Why don't we prevent more sudden deaths in athletes?
Why don't we prevent more sudden deaths in athletes?
Health and medicine explained.
Feb. 3 2009 6:41 AM

Dying To Play

Why don't we prevent more sudden deaths in athletes?

(Continued from Page 1)

In 2004 and 2005, the European Society of Cardiology and the International Olympic Committee began recommending universal EKGs for athletes less than 35 years old. ("Athletes" means people participating in "competitive activities"; some argue that it includes anyone exercising regularly at high intensity.) Yet in 2007, the AHA issued guidelines that broke with their European counterparts and failed to endorse routine EKGs. Of course, scientific disagreements over evidence occur frequently. However, the guidelines offered a baffling, non-evidence-based justification for inaction. In a tortured passage, the American Heart Association argued primarily that "the framework" for EKG screening doesn't exist since screening would "have to be unusually efficient to process thousands of athletes"—an excuse that ignores the fact that Italy now screens millions of athletes routinely. The AHA claims that sudden deaths of athletes are "unlikely" to "achieve sufficiently high priority when competing with a myriad of other public health issues." The U.S. health care system, they conclude, is "already overburdened."

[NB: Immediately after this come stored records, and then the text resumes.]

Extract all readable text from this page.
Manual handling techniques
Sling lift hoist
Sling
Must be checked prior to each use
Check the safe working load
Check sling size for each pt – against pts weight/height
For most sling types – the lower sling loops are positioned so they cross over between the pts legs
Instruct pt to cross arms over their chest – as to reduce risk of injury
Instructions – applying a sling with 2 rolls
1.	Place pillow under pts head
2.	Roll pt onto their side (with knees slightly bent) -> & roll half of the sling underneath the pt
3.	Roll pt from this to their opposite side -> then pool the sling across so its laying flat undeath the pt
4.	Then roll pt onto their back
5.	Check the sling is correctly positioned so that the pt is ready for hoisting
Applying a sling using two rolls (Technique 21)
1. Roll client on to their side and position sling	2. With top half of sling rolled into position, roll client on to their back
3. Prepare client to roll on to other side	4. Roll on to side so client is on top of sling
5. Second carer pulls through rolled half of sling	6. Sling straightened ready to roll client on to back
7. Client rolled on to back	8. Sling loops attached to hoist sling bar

That's an odd argument from an organization that recommends all manner of fabulously expensive therapy for heart attacks, cholesterol problems, and other conditions. The AHA's rationale inflamed Dr. Robert Myerburg, chair of cardiovascular research at the University of Miami, who co-wrote a devastating critique of the guidelines. "We need to lead," he recently told me, "and get away from the idea [that] screening isn't feasible." In particular, Myerburg assails cost-effectiveness figures of the AHA, whose estimated hospital costs fail to factor in any discount for mass screenings. Nor do the estimates take into account the potential savings of modern automated reading technology. Like opponents of drug treatment for AIDS in poor countries, he implies, the AHA has cooked the books to suit an anti-screening agenda.

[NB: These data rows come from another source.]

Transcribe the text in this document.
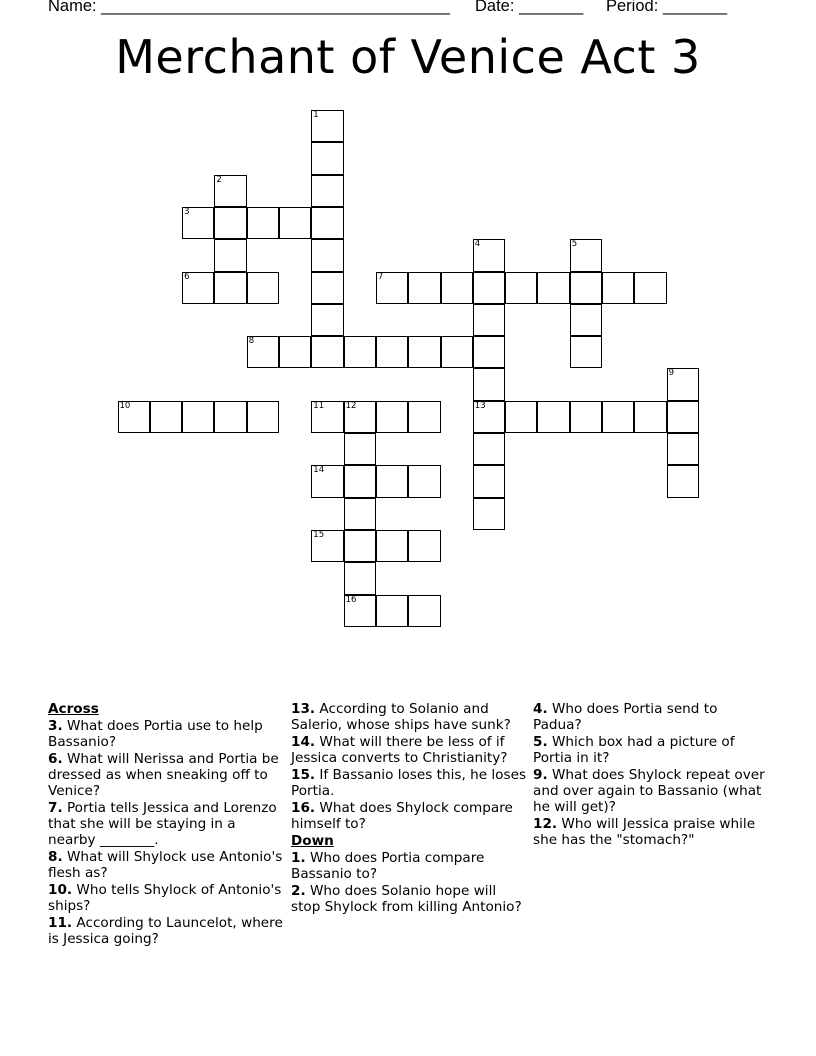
Name: ______________________________________ Date: _______ Period: _______
Merchant of Venice Act 3
1
2
3
4
13
5
6	7
8
9
10	11	12
16
14
15
Across
3. What does Portia use to help Bassanio?
6. What will Nerissa and Portia be dressed as when sneaking off to Venice?
7. Portia tells Jessica and Lorenzo that she will be staying in a nearby ________.
8. What will Shylock use Antonio's flesh as?
10. Who tells Shylock of Antonio's ships?
11. According to Launcelot, where is Jessica going?
13. According to Solanio and Salerio, whose ships have sunk?
14. What will there be less of if Jessica converts to Christianity?
15. If Bassanio loses this, he loses Portia.
16. What does Shylock compare himself to?
Down
1. Who does Portia compare Bassanio to?
2. Who does Solanio hope will stop Shylock from killing Antonio?
4. Who does Portia send to Padua?
5. Which box had a picture of Portia in it?
9. What does Shylock repeat over and over again to Bassanio (what he will get)?
12. Who will Jessica praise while she has the "stomach?"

Consider how the savviest, and wealthiest, organizations now protect their athletes. Ninety-two percent of American professional athletes get screening EKGs. Following the death of Atlanta Hawks center Jason Collier in 2005, all NBA players get a cardiac ultrasound—an even more reliable, if expensive, test than an EKG—to exclude causes of sudden death. Several college sports programs, such as those at Purdue, Ohio State University, and Georgia Tech, also perform echocardiograms. Anecdotal evidence suggests that some private high schools have begun offering routine EKG screening for athletes, since the AHA guidelines explicitly say they are "not intended to actively discourage individual local efforts." This contradiction between the AHA's population-wide and individual recommendation inevitably will lead to a two-tier approach to young athletes. (Already, more than half of all young athletes who die are African-American.)


Why does the AHA really oppose screening tests, even though their statement plainly asserts that the tests "would have benefit?" Though not stated explicitly, widespread screening with EKGs, or even echocardiograms, threatens traditional, lucrative fee-for-service norms for expensive cardiac testing. According to Medicare reimbursements, an EKG scores about $50, though it takes only minutes to obtain and a few seconds to read. An echocardiogram gets roughly $400. What would happen if these tests were subjected to market pressures and economies of scale? Consider what Purdue's athletic department did: They contracted with local cardiologists to perform focused two-minute echocardiograms for only $35 instead of $400. Such creative solutions might save lives—but could also dispel the mystique (and monetary rewards) of many cardiologists' work.

Widespread screening, whether it's mammograms, blood pressure measurements, or other tests, is often complicated and not always helpful. But the debate over expanded EKG testing largely concerns the politics, not the science, of the test. Ultimately, it would be better for America's young athletes if the scientists stuck to the science, the politicians handled the politics, and the entrepreneurs tackled the franchising.